Quoi qu’il en soit, le CNL et le CNV pourraient utilement bénéficier de nouvelles ressources issues de la fiscalité numérique, notamment de la taxe sur la publicité en ligne créée par l’article 1er de la proposition de loi que nous examinons aujourd’hui. On rappellera que son rendement est estimé par l’auteur de ce texte à 20 millions d’euros par an, ce qui, divisé entre les deux opérateurs, permettrait de répondre à de nombreux besoins.

Si la proposition de loi que nous examinons aujourd’hui est incomplète sur le sujet du fléchage indispensable d’une partie des ressources issues de l’instauration d’une fiscalité numérique vers l’industrie culturelle, elle a en réalité pour principal défaut d’anticiper par trop les bouleversements qui pourraient intervenir en 2013 dans ce domaine.

À l’échelon national, tout d’abord, la mission confiée par le Gouvernement à Nicolas Colin et à Pierre Collin a rendu ses conclusions le 18 janvier dernier.
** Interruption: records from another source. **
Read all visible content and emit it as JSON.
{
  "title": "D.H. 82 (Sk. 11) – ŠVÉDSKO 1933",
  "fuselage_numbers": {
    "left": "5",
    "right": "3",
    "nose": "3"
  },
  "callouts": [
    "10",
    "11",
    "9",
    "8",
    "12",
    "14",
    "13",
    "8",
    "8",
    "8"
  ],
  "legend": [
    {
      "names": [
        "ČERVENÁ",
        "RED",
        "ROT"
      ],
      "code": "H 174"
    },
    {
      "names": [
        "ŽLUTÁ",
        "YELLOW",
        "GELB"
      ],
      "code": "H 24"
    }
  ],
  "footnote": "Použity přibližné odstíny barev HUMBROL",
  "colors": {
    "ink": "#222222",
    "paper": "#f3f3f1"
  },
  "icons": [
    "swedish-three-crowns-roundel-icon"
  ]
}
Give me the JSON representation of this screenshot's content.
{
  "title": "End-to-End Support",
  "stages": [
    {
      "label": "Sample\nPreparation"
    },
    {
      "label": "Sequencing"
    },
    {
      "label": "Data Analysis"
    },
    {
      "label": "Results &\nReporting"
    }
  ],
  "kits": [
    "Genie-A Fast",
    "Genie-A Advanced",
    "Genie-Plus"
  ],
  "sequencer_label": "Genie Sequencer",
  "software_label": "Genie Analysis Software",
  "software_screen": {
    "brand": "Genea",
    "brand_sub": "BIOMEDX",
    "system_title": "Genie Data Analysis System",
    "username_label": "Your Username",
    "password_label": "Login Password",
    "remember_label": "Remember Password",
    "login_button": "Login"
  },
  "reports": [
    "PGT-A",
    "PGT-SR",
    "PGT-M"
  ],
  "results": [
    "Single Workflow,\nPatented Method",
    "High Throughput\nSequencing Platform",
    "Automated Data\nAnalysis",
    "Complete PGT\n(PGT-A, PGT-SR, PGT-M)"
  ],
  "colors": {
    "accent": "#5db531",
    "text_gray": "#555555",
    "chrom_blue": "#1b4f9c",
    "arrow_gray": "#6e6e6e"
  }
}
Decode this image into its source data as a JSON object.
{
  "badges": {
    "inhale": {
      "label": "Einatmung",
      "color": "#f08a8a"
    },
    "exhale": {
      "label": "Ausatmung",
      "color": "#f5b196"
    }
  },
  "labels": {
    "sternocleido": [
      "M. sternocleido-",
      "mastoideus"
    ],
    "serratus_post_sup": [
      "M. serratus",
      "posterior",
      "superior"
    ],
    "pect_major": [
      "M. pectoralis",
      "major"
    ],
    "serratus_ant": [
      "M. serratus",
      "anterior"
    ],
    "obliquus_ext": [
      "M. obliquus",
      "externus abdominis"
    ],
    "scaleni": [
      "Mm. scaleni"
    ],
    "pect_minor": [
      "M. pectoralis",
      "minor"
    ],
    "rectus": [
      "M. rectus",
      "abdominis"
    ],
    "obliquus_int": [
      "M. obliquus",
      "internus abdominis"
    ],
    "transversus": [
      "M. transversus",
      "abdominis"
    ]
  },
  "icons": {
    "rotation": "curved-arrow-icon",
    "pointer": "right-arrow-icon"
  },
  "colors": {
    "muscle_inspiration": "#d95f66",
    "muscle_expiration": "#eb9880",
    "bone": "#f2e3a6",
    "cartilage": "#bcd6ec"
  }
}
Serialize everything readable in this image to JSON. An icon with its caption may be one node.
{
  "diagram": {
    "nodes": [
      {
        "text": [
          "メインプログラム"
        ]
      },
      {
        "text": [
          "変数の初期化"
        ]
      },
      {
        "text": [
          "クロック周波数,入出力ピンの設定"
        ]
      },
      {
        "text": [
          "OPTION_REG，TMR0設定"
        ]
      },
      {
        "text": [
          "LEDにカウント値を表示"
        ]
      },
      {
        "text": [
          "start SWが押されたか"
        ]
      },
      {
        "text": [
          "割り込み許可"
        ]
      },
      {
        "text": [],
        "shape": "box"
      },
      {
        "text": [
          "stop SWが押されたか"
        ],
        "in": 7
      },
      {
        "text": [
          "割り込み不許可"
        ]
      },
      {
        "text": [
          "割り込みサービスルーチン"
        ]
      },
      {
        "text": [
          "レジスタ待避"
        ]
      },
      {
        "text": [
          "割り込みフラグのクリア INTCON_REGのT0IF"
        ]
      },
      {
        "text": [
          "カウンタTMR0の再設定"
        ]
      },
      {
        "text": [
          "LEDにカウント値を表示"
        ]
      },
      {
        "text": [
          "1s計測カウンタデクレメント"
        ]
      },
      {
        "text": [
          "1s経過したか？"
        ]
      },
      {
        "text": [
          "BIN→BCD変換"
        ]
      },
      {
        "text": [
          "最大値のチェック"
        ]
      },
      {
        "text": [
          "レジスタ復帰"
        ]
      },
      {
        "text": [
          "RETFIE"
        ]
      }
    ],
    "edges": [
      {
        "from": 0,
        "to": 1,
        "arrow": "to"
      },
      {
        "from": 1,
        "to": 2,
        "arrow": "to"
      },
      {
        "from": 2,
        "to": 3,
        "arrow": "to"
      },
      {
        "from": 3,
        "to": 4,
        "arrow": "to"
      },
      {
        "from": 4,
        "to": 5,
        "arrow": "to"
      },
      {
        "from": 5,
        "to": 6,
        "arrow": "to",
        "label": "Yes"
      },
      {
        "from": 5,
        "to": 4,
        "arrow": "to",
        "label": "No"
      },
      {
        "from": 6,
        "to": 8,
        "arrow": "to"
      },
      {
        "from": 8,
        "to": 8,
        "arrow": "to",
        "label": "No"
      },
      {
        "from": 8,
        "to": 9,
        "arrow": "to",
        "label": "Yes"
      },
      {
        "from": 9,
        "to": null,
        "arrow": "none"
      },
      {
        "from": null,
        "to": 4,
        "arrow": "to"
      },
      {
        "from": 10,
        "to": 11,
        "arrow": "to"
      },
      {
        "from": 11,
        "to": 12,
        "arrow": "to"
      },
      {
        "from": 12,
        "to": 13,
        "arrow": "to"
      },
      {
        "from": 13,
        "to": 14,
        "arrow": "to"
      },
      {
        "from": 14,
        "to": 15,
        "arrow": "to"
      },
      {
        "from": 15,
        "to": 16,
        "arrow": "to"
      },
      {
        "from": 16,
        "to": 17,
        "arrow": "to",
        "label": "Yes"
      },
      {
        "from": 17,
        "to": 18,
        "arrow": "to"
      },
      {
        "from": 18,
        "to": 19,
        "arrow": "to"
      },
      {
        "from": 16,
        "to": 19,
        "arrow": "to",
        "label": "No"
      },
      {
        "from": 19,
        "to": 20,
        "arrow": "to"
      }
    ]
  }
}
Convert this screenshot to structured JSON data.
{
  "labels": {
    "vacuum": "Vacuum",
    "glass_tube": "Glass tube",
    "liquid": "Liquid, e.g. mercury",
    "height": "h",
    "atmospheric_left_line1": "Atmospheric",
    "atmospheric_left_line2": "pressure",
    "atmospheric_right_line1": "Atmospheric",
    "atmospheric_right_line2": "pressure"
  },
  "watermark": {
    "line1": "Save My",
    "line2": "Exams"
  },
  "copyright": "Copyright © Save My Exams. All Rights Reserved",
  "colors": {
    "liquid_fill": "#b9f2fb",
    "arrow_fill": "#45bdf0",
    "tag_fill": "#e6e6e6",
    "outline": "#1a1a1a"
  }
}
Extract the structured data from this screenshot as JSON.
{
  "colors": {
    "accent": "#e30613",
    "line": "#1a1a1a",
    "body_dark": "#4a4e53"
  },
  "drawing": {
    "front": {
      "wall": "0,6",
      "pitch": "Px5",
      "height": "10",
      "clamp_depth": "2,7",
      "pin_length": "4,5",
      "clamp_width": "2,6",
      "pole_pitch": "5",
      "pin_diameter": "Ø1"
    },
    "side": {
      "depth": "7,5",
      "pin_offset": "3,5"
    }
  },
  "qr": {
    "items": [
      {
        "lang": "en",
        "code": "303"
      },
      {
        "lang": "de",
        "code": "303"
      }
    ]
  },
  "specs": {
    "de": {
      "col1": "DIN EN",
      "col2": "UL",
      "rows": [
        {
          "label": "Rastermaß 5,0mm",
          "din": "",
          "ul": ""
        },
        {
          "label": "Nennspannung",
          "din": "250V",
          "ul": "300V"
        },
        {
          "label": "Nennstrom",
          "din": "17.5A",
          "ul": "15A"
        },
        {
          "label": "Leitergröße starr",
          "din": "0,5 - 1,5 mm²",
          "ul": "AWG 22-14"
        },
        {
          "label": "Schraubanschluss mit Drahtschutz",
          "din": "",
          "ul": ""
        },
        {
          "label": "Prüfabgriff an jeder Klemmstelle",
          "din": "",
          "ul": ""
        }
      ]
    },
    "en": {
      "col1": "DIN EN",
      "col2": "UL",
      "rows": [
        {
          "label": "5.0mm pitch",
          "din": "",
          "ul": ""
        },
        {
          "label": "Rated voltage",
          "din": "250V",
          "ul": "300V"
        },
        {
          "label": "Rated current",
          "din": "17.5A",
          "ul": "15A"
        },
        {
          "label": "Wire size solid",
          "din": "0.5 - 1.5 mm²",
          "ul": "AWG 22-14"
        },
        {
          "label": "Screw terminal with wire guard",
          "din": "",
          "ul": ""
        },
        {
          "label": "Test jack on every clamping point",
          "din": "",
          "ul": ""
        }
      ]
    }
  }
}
Les propositions présentées sont ambitieuses et quelque peu iconoclastes. Il s’agit en effet pour les auteurs d’instaurer une fiscalité incitative assise sur la collecte et l’exploitation par les acteurs de l’internet des données personnelles des internautes.

Autre signe, s’il en était besoin, que le sujet constitue désormais une priorité gouvernementale : le même jour, vous organisiez, madame la ministre, une table ronde sur la fiscalité du numérique et la neutralité d’internet avec l’ensemble des acteurs concernés.

Enfin, la mission Lescure, qui concerne plus spécifiquement la politique culturelle à l’ère du numérique et les moyens qui y sont accordés, devrait, pour sa part, rendre ses conclusions au mois de mars prochain.

Le constat est identique aux échelons communautaire et international, tant il est vrai que la fiscalité numérique et son équité concernent l’ensemble des grands pays consommateurs de services en ligne, qui, tous, sont confrontés à la question du recouvrement de l’impôt et aux distorsions de concurrence.

La commission de la culture a donc également souhaité étayer son analyse en replaçant les propositions de notre collègue Philippe Marini dans un contexte de bouleversement à venir, aux plans national, européen et international.

De fait, si le législateur français a certainement vocation à porter un message fort sur l’instauration nécessaire d’une fiscalité numérique, il ne peut, à lui seul, en déterminer le contenu. Ainsi, en marge du G20 des 5 et 6 novembre 2012, les ministres des finances de l’Allemagne, du Royaume-Uni et de la France ont publié une déclaration commune appelant à une action coordonnée en vue de renforcer les normes fiscales internationales et ont conjointement demandé à l’OCDE de mener à bien une réflexion sur les mesures permettant de remédier à l’érosion des bases imposables, due au transfert des bénéfices vers des pays à basse fiscalité.

Dans un contexte budgétaire de plus en plus contraint, des propositions gouvernementales devraient donc prochainement voir le jour, afin de faire participer les grands acteurs du numérique à l’effort fiscal à due proportion des revenus importants qu’ils tirent de leurs activités sur le territoire national.

S’il paraît aujourd’hui prématuré d’envisager le contenu précis de telles dispositions, peut-être pourriez-vous, madame la ministre, nous en dévoiler ce matin les grandes lignes ? En tout état de cause, la commission de la culture veillera à ce que les mesures qui seront proposées prennent en compte les enjeux liés au financement des industries culturelles.

Dans l’attente des réformes nationales, communautaires et internationales qui seront adoptées, du moins nous l’espérons, dans les prochains mois en matière de fiscalité numérique, il nous semble qu’il est urgent d’attendre, avant de modifier unilatéralement et, du reste, de manière fort modeste au regard des enjeux, notre réglementation fiscale dans ce domaine.

C’est pourquoi, après avoir examiné, le 24 janvier dernier, la proposition de loi déposée par M. Marini, la commission de la culture a émis un avis favorable sur la motion tendant au renvoi à la commission.